Investitori di Venture Capital e Private Equity da tutto il mondo, con capitali gestiti per oltre 39 miliardi di euro, parteciperanno con l’interesse di investire nelle aziende di alta tecnologia italiane – a partire da quelle della regione Emilia-Romagna. Un segnale che consolida la città e il territorio come hub strategico della data valley europea. Attesi investitori da Europa, America e Asia, top manager di corporate sia italiane che globali e founder di “unicorni” e scaleup da oltre dieci settori tecnologici. Accanto agli investitori, aziende e startup provenienti da oltre dieci settori chiave. I key partners dell’edizione 2025 sono le Case delle Tecnologie Emergenti finanziate dal MIMIT, il Competence Center BI-REX e IT4LIA AI Factory.

“ART-ER è tra i fondatori di The Bologna Gathering e ha contribuito alla nascita di questa importante iniziativa in virtù della propria missione istituzionale e cioè quella di creare e sviluppare un ecosistema regionale delle startup dinamico e maturo. Sappiamo che i capitali sono fondamentali per la nascita, ma soprattutto per la crescita delle startup e gli investitori internazionali coinvolti da TBG, che negli anni sono aumentati per valore economico, autorevolezza e capacità d’investimento, rappresentano un’opportunità eccezionale per la crescita delle imprese innovative della nostra regione. Allo stesso tempo sono certa che gli investitori presenti, avranno l’opportunità di apprezzare le potenzialità delle nostre imprese e del nostro territorio in termini di innovazione, competenze e competitività”, afferma Marina Silverii, Direttrice operativa di ART-ER.

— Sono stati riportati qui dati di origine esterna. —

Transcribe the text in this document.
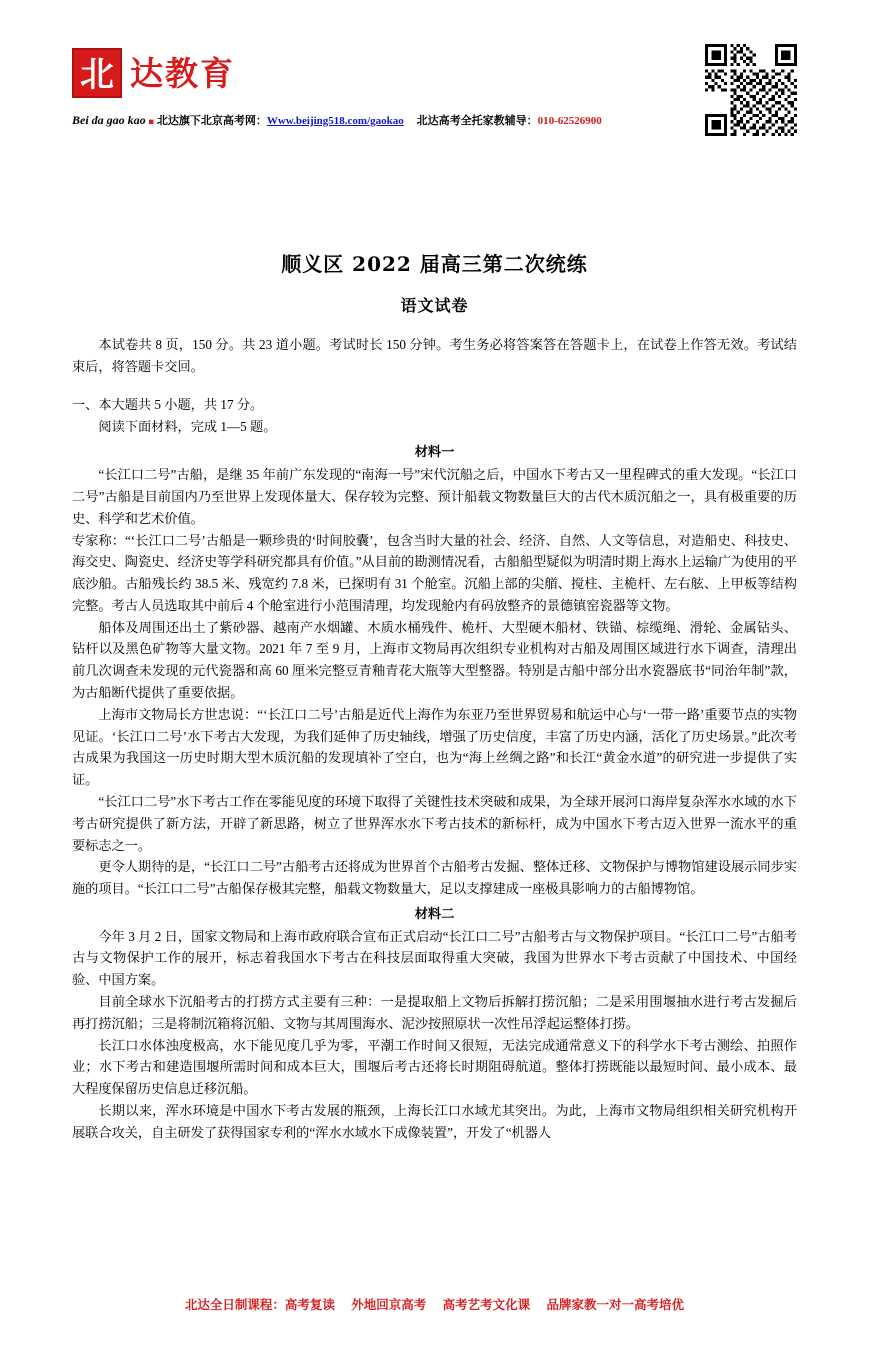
北 达教育
Bei da gao kao ■ 北达旗下北京高考网：Www.beijing518.com/gaokao 北达高考全托家教辅导：010-62526900
顺义区 2022 届高三第二次统练
语文试卷

本试卷共 8 页，150 分。共 23 道小题。考试时长 150 分钟。考生务必将答案答在答题卡上，在试卷上作答无效。考试结束后，将答题卡交回。

一、本大题共 5 小题，共 17 分。

阅读下面材料，完成 1—5 题。

材料一

“长江口二号”古船，是继 35 年前广东发现的“南海一号”宋代沉船之后，中国水下考古又一里程碑式的重大发现。“长江口二号”古船是目前国内乃至世界上发现体量大、保存较为完整、预计船载文物数量巨大的古代木质沉船之一，具有极重要的历史、科学和艺术价值。

专家称：“‘长江口二号’古船是一颗珍贵的‘时间胶囊’，包含当时大量的社会、经济、自然、人文等信息，对造船史、科技史、海交史、陶瓷史、经济史等学科研究都具有价值。”从目前的勘测情况看，古船船型疑似为明清时期上海水上运输广为使用的平底沙船。古船残长约 38.5 米、残宽约 7.8 米，已探明有 31 个舱室。沉船上部的尖艏、搅柱、主桅杆、左右舷、上甲板等结构完整。考古人员选取其中前后 4 个舱室进行小范围清理，均发现舱内有码放整齐的景德镇窑瓷器等文物。

船体及周围还出土了紫砂器、越南产水烟罐、木质水桶残件、桅杆、大型硬木船材、铁锚、棕缆绳、滑轮、金属钻头、钻杆以及黑色矿物等大量文物。2021 年 7 至 9 月，上海市文物局再次组织专业机构对古船及周围区域进行水下调查，清理出前几次调查未发现的元代瓷器和高 60 厘米完整豆青釉青花大瓶等大型整器。特别是古船中部分出水瓷器底书“同治年制”款，为古船断代提供了重要依据。

上海市文物局长方世忠说：“‘长江口二号’古船是近代上海作为东亚乃至世界贸易和航运中心与‘一带一路’重要节点的实物见证。‘长江口二号’水下考古大发现，为我们延伸了历史轴线，增强了历史信度，丰富了历史内涵，活化了历史场景。”此次考古成果为我国这一历史时期大型木质沉船的发现填补了空白，也为“海上丝绸之路”和长江“黄金水道”的研究进一步提供了实证。

“长江口二号”水下考古工作在零能见度的环境下取得了关键性技术突破和成果，为全球开展河口海岸复杂浑水水域的水下考古研究提供了新方法，开辟了新思路，树立了世界浑水水下考古技术的新标杆，成为中国水下考古迈入世界一流水平的重要标志之一。

更令人期待的是，“长江口二号”古船考古还将成为世界首个古船考古发掘、整体迁移、文物保护与博物馆建设展示同步实施的项目。“长江口二号”古船保存极其完整，船载文物数量大，足以支撑建成一座极具影响力的古船博物馆。

材料二

今年 3 月 2 日，国家文物局和上海市政府联合宣布正式启动“长江口二号”古船考古与文物保护项目。“长江口二号”古船考古与文物保护工作的展开，标志着我国水下考古在科技层面取得重大突破，我国为世界水下考古贡献了中国技术、中国经验、中国方案。

目前全球水下沉船考古的打捞方式主要有三种：一是提取船上文物后拆解打捞沉船；二是采用围堰抽水进行考古发掘后再打捞沉船；三是将制沉箱将沉船、文物与其周围海水、泥沙按照原状一次性吊浮起运整体打捞。

长江口水体浊度极高，水下能见度几乎为零，平潮工作时间又很短，无法完成通常意义下的科学水下考古测绘、拍照作业；水下考古和建造围堰所需时间和成本巨大，围堰后考古还将长时期阻碍航道。整体打捞既能以最短时间、最小成本、最大程度保留历史信息迁移沉船。

长期以来，浑水环境是中国水下考古发展的瓶颈，上海长江口水域尤其突出。为此，上海市文物局组织相关研究机构开展联合攻关，自主研发了获得国家专利的“浑水水域水下成像装置”，开发了“机器人

北达全日制课程：高考复读 外地回京高考 高考艺考文化课 品牌家教一对一高考培优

“Gli ultimi mesi ci dimostrano come continuano ad aumentare gli investimenti di capitali internazionali su startup italiane – commentano Stefano Onofri e Alessandro Cillario, co-fondatori di Cubbit, scaleup bolognese partner dell’evento – siamo vicini a un punto di svolta per la maturità dell’ecosistema tecnologico del nostro paese. E questo è ancora più importante in una fase di incertezza geopolitica che inevitabilmente sta portando l’Europa a chiedersi come far diventare campioni globali le giovani aziende tecnologiche del continente. L’Italia in questo percorso deve essere centrale, e The Bologna Gathering rappresenta un evento privilegiato in cui accelerare il processo, e valorizzare le eccellenze del nostro territorio”.